Hi i also encounter the same problem. You can add model.model.vision_tower = model.model.vision_tower.to(device) after load the model.

RussRobin commented 3 months ago

Thank you @chopinchenx for your interest in our work, and thanks @Yuxin916 for your answer!

Can you locate where the error is thrown? Let me double check the code and update QuickStart.

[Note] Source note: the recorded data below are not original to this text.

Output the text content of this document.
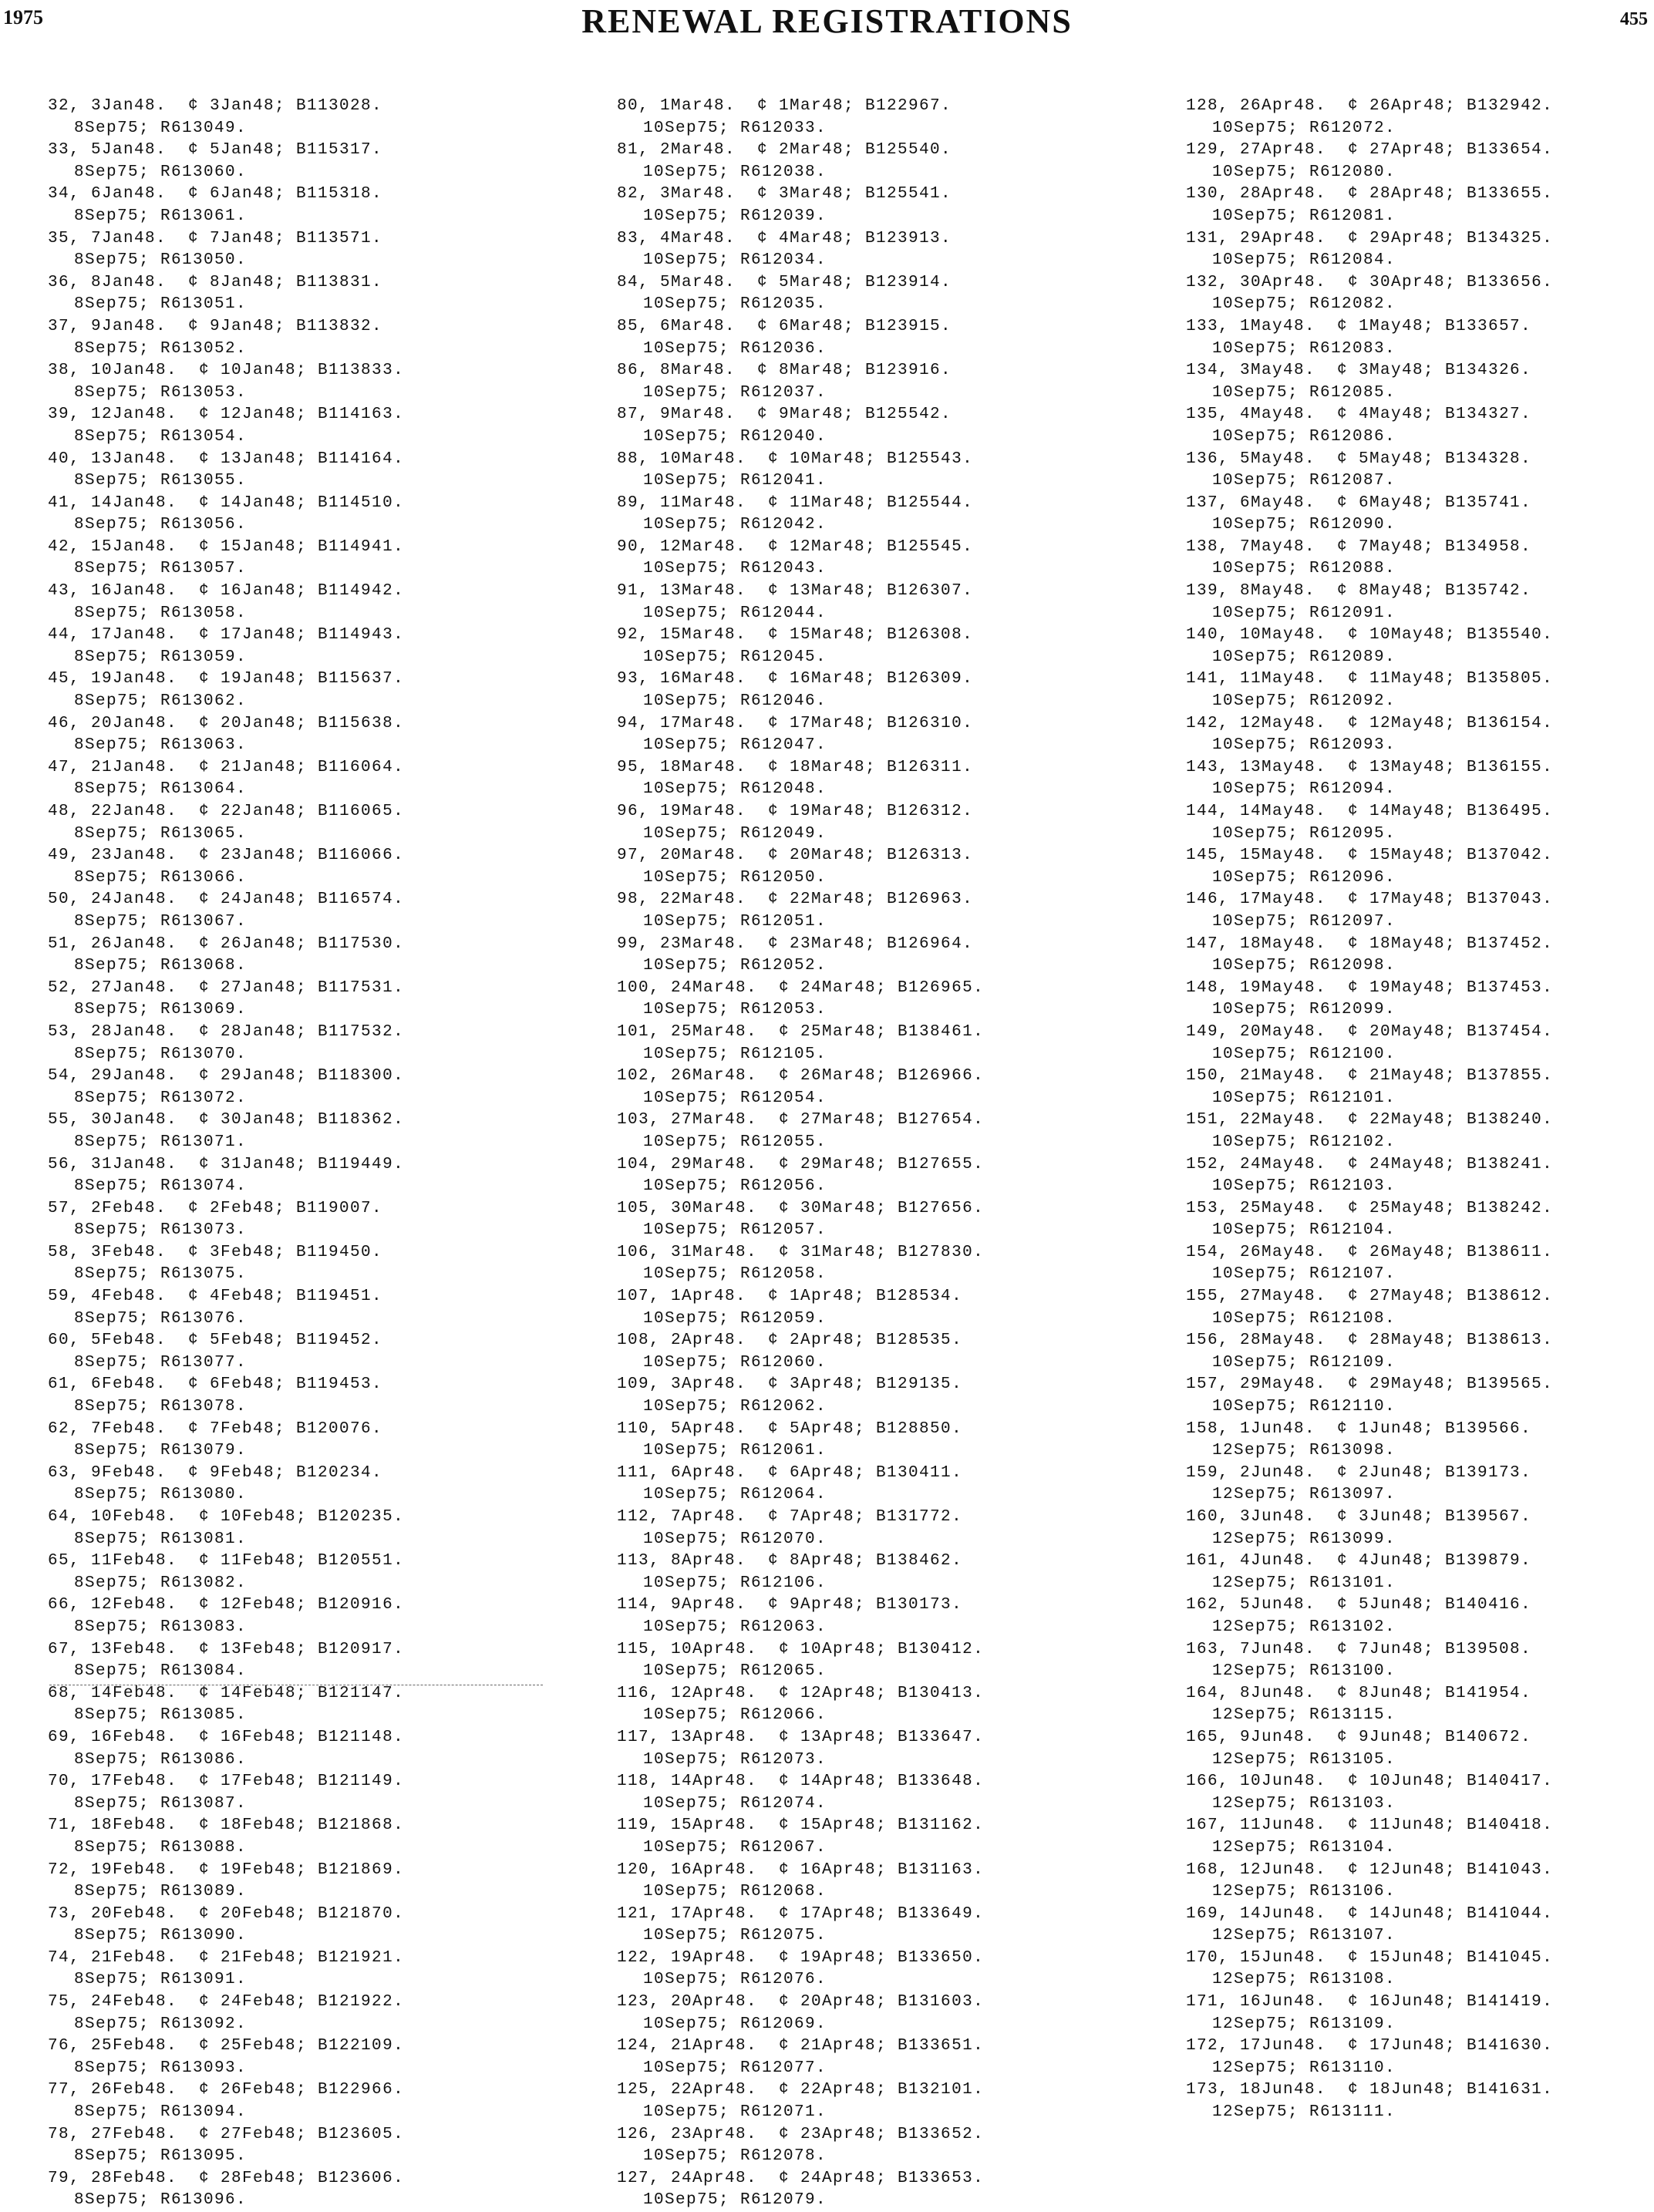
1975	RENEWAL REGISTRATIONS	455
32, 3Jan48.  ¢ 3Jan48; B113028.
8Sep75; R613049.
33, 5Jan48.  ¢ 5Jan48; B115317.
8Sep75; R613060.
34, 6Jan48.  ¢ 6Jan48; B115318.
8Sep75; R613061.
35, 7Jan48.  ¢ 7Jan48; B113571.
8Sep75; R613050.
36, 8Jan48.  ¢ 8Jan48; B113831.
8Sep75; R613051.
37, 9Jan48.  ¢ 9Jan48; B113832.
8Sep75; R613052.
38, 10Jan48.  ¢ 10Jan48; B113833.
8Sep75; R613053.
39, 12Jan48.  ¢ 12Jan48; B114163.
8Sep75; R613054.
40, 13Jan48.  ¢ 13Jan48; B114164.
8Sep75; R613055.
41, 14Jan48.  ¢ 14Jan48; B114510.
8Sep75; R613056.
42, 15Jan48.  ¢ 15Jan48; B114941.
8Sep75; R613057.
43, 16Jan48.  ¢ 16Jan48; B114942.
8Sep75; R613058.
44, 17Jan48.  ¢ 17Jan48; B114943.
8Sep75; R613059.
45, 19Jan48.  ¢ 19Jan48; B115637.
8Sep75; R613062.
46, 20Jan48.  ¢ 20Jan48; B115638.
8Sep75; R613063.
47, 21Jan48.  ¢ 21Jan48; B116064.
8Sep75; R613064.
48, 22Jan48.  ¢ 22Jan48; B116065.
8Sep75; R613065.
49, 23Jan48.  ¢ 23Jan48; B116066.
8Sep75; R613066.
50, 24Jan48.  ¢ 24Jan48; B116574.
8Sep75; R613067.
51, 26Jan48.  ¢ 26Jan48; B117530.
8Sep75; R613068.
52, 27Jan48.  ¢ 27Jan48; B117531.
8Sep75; R613069.
53, 28Jan48.  ¢ 28Jan48; B117532.
8Sep75; R613070.
54, 29Jan48.  ¢ 29Jan48; B118300.
8Sep75; R613072.
55, 30Jan48.  ¢ 30Jan48; B118362.
8Sep75; R613071.
56, 31Jan48.  ¢ 31Jan48; B119449.
8Sep75; R613074.
57, 2Feb48.  ¢ 2Feb48; B119007.
8Sep75; R613073.
58, 3Feb48.  ¢ 3Feb48; B119450.
8Sep75; R613075.
59, 4Feb48.  ¢ 4Feb48; B119451.
8Sep75; R613076.
60, 5Feb48.  ¢ 5Feb48; B119452.
8Sep75; R613077.
61, 6Feb48.  ¢ 6Feb48; B119453.
8Sep75; R613078.
62, 7Feb48.  ¢ 7Feb48; B120076.
8Sep75; R613079.
63, 9Feb48.  ¢ 9Feb48; B120234.
8Sep75; R613080.
64, 10Feb48.  ¢ 10Feb48; B120235.
8Sep75; R613081.
65, 11Feb48.  ¢ 11Feb48; B120551.
8Sep75; R613082.
66, 12Feb48.  ¢ 12Feb48; B120916.
8Sep75; R613083.
67, 13Feb48.  ¢ 13Feb48; B120917.
8Sep75; R613084.
68, 14Feb48.  ¢ 14Feb48; B121147.
8Sep75; R613085.
69, 16Feb48.  ¢ 16Feb48; B121148.
8Sep75; R613086.
70, 17Feb48.  ¢ 17Feb48; B121149.
8Sep75; R613087.
71, 18Feb48.  ¢ 18Feb48; B121868.
8Sep75; R613088.
72, 19Feb48.  ¢ 19Feb48; B121869.
8Sep75; R613089.
73, 20Feb48.  ¢ 20Feb48; B121870.
8Sep75; R613090.
74, 21Feb48.  ¢ 21Feb48; B121921.
8Sep75; R613091.
75, 24Feb48.  ¢ 24Feb48; B121922.
8Sep75; R613092.
76, 25Feb48.  ¢ 25Feb48; B122109.
8Sep75; R613093.
77, 26Feb48.  ¢ 26Feb48; B122966.
8Sep75; R613094.
78, 27Feb48.  ¢ 27Feb48; B123605.
8Sep75; R613095.
79, 28Feb48.  ¢ 28Feb48; B123606.
8Sep75; R613096.
80, 1Mar48.  ¢ 1Mar48; B122967.
10Sep75; R612033.
81, 2Mar48.  ¢ 2Mar48; B125540.
10Sep75; R612038.
82, 3Mar48.  ¢ 3Mar48; B125541.
10Sep75; R612039.
83, 4Mar48.  ¢ 4Mar48; B123913.
10Sep75; R612034.
84, 5Mar48.  ¢ 5Mar48; B123914.
10Sep75; R612035.
85, 6Mar48.  ¢ 6Mar48; B123915.
10Sep75; R612036.
86, 8Mar48.  ¢ 8Mar48; B123916.
10Sep75; R612037.
87, 9Mar48.  ¢ 9Mar48; B125542.
10Sep75; R612040.
88, 10Mar48.  ¢ 10Mar48; B125543.
10Sep75; R612041.
89, 11Mar48.  ¢ 11Mar48; B125544.
10Sep75; R612042.
90, 12Mar48.  ¢ 12Mar48; B125545.
10Sep75; R612043.
91, 13Mar48.  ¢ 13Mar48; B126307.
10Sep75; R612044.
92, 15Mar48.  ¢ 15Mar48; B126308.
10Sep75; R612045.
93, 16Mar48.  ¢ 16Mar48; B126309.
10Sep75; R612046.
94, 17Mar48.  ¢ 17Mar48; B126310.
10Sep75; R612047.
95, 18Mar48.  ¢ 18Mar48; B126311.
10Sep75; R612048.
96, 19Mar48.  ¢ 19Mar48; B126312.
10Sep75; R612049.
97, 20Mar48.  ¢ 20Mar48; B126313.
10Sep75; R612050.
98, 22Mar48.  ¢ 22Mar48; B126963.
10Sep75; R612051.
99, 23Mar48.  ¢ 23Mar48; B126964.
10Sep75; R612052.
100, 24Mar48.  ¢ 24Mar48; B126965.
10Sep75; R612053.
101, 25Mar48.  ¢ 25Mar48; B138461.
10Sep75; R612105.
102, 26Mar48.  ¢ 26Mar48; B126966.
10Sep75; R612054.
103, 27Mar48.  ¢ 27Mar48; B127654.
10Sep75; R612055.
104, 29Mar48.  ¢ 29Mar48; B127655.
10Sep75; R612056.
105, 30Mar48.  ¢ 30Mar48; B127656.
10Sep75; R612057.
106, 31Mar48.  ¢ 31Mar48; B127830.
10Sep75; R612058.
107, 1Apr48.  ¢ 1Apr48; B128534.
10Sep75; R612059.
108, 2Apr48.  ¢ 2Apr48; B128535.
10Sep75; R612060.
109, 3Apr48.  ¢ 3Apr48; B129135.
10Sep75; R612062.
110, 5Apr48.  ¢ 5Apr48; B128850.
10Sep75; R612061.
111, 6Apr48.  ¢ 6Apr48; B130411.
10Sep75; R612064.
112, 7Apr48.  ¢ 7Apr48; B131772.
10Sep75; R612070.
113, 8Apr48.  ¢ 8Apr48; B138462.
10Sep75; R612106.
114, 9Apr48.  ¢ 9Apr48; B130173.
10Sep75; R612063.
115, 10Apr48.  ¢ 10Apr48; B130412.
10Sep75; R612065.
116, 12Apr48.  ¢ 12Apr48; B130413.
10Sep75; R612066.
117, 13Apr48.  ¢ 13Apr48; B133647.
10Sep75; R612073.
118, 14Apr48.  ¢ 14Apr48; B133648.
10Sep75; R612074.
119, 15Apr48.  ¢ 15Apr48; B131162.
10Sep75; R612067.
120, 16Apr48.  ¢ 16Apr48; B131163.
10Sep75; R612068.
121, 17Apr48.  ¢ 17Apr48; B133649.
10Sep75; R612075.
122, 19Apr48.  ¢ 19Apr48; B133650.
10Sep75; R612076.
123, 20Apr48.  ¢ 20Apr48; B131603.
10Sep75; R612069.
124, 21Apr48.  ¢ 21Apr48; B133651.
10Sep75; R612077.
125, 22Apr48.  ¢ 22Apr48; B132101.
10Sep75; R612071.
126, 23Apr48.  ¢ 23Apr48; B133652.
10Sep75; R612078.
127, 24Apr48.  ¢ 24Apr48; B133653.
10Sep75; R612079.
128, 26Apr48.  ¢ 26Apr48; B132942.
10Sep75; R612072.
129, 27Apr48.  ¢ 27Apr48; B133654.
10Sep75; R612080.
130, 28Apr48.  ¢ 28Apr48; B133655.
10Sep75; R612081.
131, 29Apr48.  ¢ 29Apr48; B134325.
10Sep75; R612084.
132, 30Apr48.  ¢ 30Apr48; B133656.
10Sep75; R612082.
133, 1May48.  ¢ 1May48; B133657.
10Sep75; R612083.
134, 3May48.  ¢ 3May48; B134326.
10Sep75; R612085.
135, 4May48.  ¢ 4May48; B134327.
10Sep75; R612086.
136, 5May48.  ¢ 5May48; B134328.
10Sep75; R612087.
137, 6May48.  ¢ 6May48; B135741.
10Sep75; R612090.
138, 7May48.  ¢ 7May48; B134958.
10Sep75; R612088.
139, 8May48.  ¢ 8May48; B135742.
10Sep75; R612091.
140, 10May48.  ¢ 10May48; B135540.
10Sep75; R612089.
141, 11May48.  ¢ 11May48; B135805.
10Sep75; R612092.
142, 12May48.  ¢ 12May48; B136154.
10Sep75; R612093.
143, 13May48.  ¢ 13May48; B136155.
10Sep75; R612094.
144, 14May48.  ¢ 14May48; B136495.
10Sep75; R612095.
145, 15May48.  ¢ 15May48; B137042.
10Sep75; R612096.
146, 17May48.  ¢ 17May48; B137043.
10Sep75; R612097.
147, 18May48.  ¢ 18May48; B137452.
10Sep75; R612098.
148, 19May48.  ¢ 19May48; B137453.
10Sep75; R612099.
149, 20May48.  ¢ 20May48; B137454.
10Sep75; R612100.
150, 21May48.  ¢ 21May48; B137855.
10Sep75; R612101.
151, 22May48.  ¢ 22May48; B138240.
10Sep75; R612102.
152, 24May48.  ¢ 24May48; B138241.
10Sep75; R612103.
153, 25May48.  ¢ 25May48; B138242.
10Sep75; R612104.
154, 26May48.  ¢ 26May48; B138611.
10Sep75; R612107.
155, 27May48.  ¢ 27May48; B138612.
10Sep75; R612108.
156, 28May48.  ¢ 28May48; B138613.
10Sep75; R612109.
157, 29May48.  ¢ 29May48; B139565.
10Sep75; R612110.
158, 1Jun48.  ¢ 1Jun48; B139566.
12Sep75; R613098.
159, 2Jun48.  ¢ 2Jun48; B139173.
12Sep75; R613097.
160, 3Jun48.  ¢ 3Jun48; B139567.
12Sep75; R613099.
161, 4Jun48.  ¢ 4Jun48; B139879.
12Sep75; R613101.
162, 5Jun48.  ¢ 5Jun48; B140416.
12Sep75; R613102.
163, 7Jun48.  ¢ 7Jun48; B139508.
12Sep75; R613100.
164, 8Jun48.  ¢ 8Jun48; B141954.
12Sep75; R613115.
165, 9Jun48.  ¢ 9Jun48; B140672.
12Sep75; R613105.
166, 10Jun48.  ¢ 10Jun48; B140417.
12Sep75; R613103.
167, 11Jun48.  ¢ 11Jun48; B140418.
12Sep75; R613104.
168, 12Jun48.  ¢ 12Jun48; B141043.
12Sep75; R613106.
169, 14Jun48.  ¢ 14Jun48; B141044.
12Sep75; R613107.
170, 15Jun48.  ¢ 15Jun48; B141045.
12Sep75; R613108.
171, 16Jun48.  ¢ 16Jun48; B141419.
12Sep75; R613109.
172, 17Jun48.  ¢ 17Jun48; B141630.
12Sep75; R613110.
173, 18Jun48.  ¢ 18Jun48; B141631.
12Sep75; R613111.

Yuxin916 commented 3 months ago

It just shown when run the quick start. Although the model = AutoModelForCausalLM.from_pretrained(....) has been loaded into device. It seems that in the modeling_bunny_phi.py file, the vision_tower do not have the self.device entry, so all other modules are on cuda, only instead of this vision tower. Therefore temporary solution is to add this line model.model.vision_tower = model.model.vision_tower.to(device) after the model loading. Hope to have a better solution in modifying the modeling_bunny_phi.py file.

Best Regards

RussRobin commented 3 months ago

Thanks for your debugging! In fact we can refer to the model and move it to cuda.I wonder if it will work for you:

# add the code in QuickStart script
model.get_vision_tower().to('cuda')

output_ids = model.generate(
    input_ids,
    images=image_tensor,
    max_new_tokens=100,
    use_cache=True,
    repetition_penalty=1.0 # increase this to avoid chattering
)[0]
chopinchenx commented 3 months ago

This will solve the problem. Thank you very much!